— Спасибо, спасибо, — растеряно бормотала она. (Голос у нее был какой-то скрипучий, но очень приятный). — Я что-нибудь вам должна?
— Ничего не надо, — ответил Павел. — Вы не пострадали?
— Кажется, все в порядке.
— Здесь очень опасное место. Все нормальные люди его за километр обходят.
— Да ну. Я и сама знаю, — сказала Анюта. Ей вспомнилось, как она так же быстро бежала с чужими деньгами. И, как по сценарию, этот рыжий бугайщик ее спас. Изучив наметанным взглядом Крючкова, девушка безошибочно определила, что Павел уже не первый день околачивается на вокзале. «Скорее всего, в поисках заработка», — вновь угадала она.
— Как тебя зовут? — спросила девушка.
Павел представился.
— Меня Аня. Будем знакомы.
На мгновение она задумалась, что для нее означало бы потерять сумку с деньгами. Чувство благодарности к этому рыжему побудило ее задержаться и поинтересоваться:
— Как ты тут, вообще, оказался, Паш?
— Решил подышать свежим воздухом, — оглядываясь на дымящие автомобили, пошутил Павел.
— Понятно. Ты где-то здесь рядом живешь?
— Да. Вон в том сказочном тереме, — Павел указал на возвышающийся в отдалении Ярославский вокзал.
— Хорошо устроился, — так же улыбнувшись, проговорила Анюта. — Трудиться в Москву приехал?
— Да. Как бы так. А вы где-то здесь рядом работаете?
— Неподалеку, — расплывчато ответила Aim.
— Тогда, может быть, мы еще встретимся.
— Может.
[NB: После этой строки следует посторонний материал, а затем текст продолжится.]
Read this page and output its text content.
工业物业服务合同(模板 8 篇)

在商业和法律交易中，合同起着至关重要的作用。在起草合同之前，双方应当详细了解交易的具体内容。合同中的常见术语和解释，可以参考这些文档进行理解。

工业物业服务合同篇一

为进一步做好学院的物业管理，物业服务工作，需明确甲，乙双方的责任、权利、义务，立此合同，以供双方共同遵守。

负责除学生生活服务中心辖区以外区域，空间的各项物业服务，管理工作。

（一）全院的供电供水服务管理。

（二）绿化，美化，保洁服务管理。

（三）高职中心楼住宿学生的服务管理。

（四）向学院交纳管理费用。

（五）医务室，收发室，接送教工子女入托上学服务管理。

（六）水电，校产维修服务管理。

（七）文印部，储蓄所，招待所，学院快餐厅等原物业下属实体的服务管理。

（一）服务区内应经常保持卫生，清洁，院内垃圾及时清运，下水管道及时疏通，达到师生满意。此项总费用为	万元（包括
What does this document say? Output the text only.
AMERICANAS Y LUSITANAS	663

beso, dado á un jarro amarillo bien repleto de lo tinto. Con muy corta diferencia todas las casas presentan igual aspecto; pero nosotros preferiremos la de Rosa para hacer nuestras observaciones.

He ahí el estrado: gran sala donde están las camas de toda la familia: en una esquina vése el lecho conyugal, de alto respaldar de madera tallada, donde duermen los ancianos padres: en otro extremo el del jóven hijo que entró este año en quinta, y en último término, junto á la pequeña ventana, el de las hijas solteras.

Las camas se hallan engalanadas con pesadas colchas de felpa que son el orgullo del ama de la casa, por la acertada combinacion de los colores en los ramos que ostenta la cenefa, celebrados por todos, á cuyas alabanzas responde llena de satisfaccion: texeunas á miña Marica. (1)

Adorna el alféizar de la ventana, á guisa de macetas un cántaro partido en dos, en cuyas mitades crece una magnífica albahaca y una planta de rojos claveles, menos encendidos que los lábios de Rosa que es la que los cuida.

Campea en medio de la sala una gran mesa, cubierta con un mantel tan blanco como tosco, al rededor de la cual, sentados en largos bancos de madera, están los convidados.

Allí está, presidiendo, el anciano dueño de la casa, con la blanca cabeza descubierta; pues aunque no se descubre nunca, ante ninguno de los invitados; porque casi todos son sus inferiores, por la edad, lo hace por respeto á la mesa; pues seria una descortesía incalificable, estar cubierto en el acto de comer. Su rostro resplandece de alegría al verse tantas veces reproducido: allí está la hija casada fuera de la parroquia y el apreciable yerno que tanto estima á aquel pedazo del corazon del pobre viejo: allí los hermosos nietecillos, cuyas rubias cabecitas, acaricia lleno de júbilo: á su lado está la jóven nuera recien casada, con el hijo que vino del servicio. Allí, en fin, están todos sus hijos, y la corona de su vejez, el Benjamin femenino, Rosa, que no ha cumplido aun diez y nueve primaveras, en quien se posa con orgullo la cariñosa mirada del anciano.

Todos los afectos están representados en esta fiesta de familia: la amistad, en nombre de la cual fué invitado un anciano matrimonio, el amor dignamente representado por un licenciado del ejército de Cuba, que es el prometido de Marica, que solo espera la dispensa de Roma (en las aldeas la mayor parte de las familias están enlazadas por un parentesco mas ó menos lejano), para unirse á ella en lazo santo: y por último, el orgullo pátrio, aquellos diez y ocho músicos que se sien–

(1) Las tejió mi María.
Спасибо тебе еще раз, — Анюта протянула Павлу руку. Но тот неожиданно подхватил ее запястье и прикоснулся губами. Этот жест был непривычен для Ани. Она смутилась и резко выдернула свою руку, но тут же опомнилась и, пытаясь смягчить ситуацию, произнесла:
— Если смогу как-нибудь выручить, я обязательно это сделаю.
— Договорились, — заулыбавшись, ответил ей Павел. Аня вновь протянула свою лапку в перчатке, которую Крючков аккуратно пожал. Так, познакомившись, молодые люди расстались. И каждый отправился по своим делам.
Глава VIII
Кошмарное царство Агхори
Арчибальд был прирожденный бродяга. Он никогда не стремился обустроить свой быт. Не знал цену деньгам и вещам. Он не пил спиртное и не употреблял никакие наркотики. Между тем его голову заполняло нечто абстрактное, нечто плохо соотносившееся с реальностью. Придуманные обстоятельства и яркие, порожденные воображением образы — это было его эксклюзивное бегство в себя.
Как-то в пасхальное воскресенье, закончив рабочую смену на паперти, где, изображая слепого, он выпрашивал милостыню у прихожан, Арчибальд почувствовал на себе действие какой-то неодолимой силы. Он зашел в церковь и, потаращившись на вызолоченный иконостас, приобрел Святое Писание. Это событие перевернуло в нем все.
Углубившись в чтение Библии, Арчибальд наконец-то нащупал основу. Все стало ясно! Никакие научные и философские книги теперь не имели значения. Он прозрел среди навалившихся на него испытаний. Жизнь снова наполнилась смыслом. Это, что очень важно, родило необходимую твердость, стало опорой.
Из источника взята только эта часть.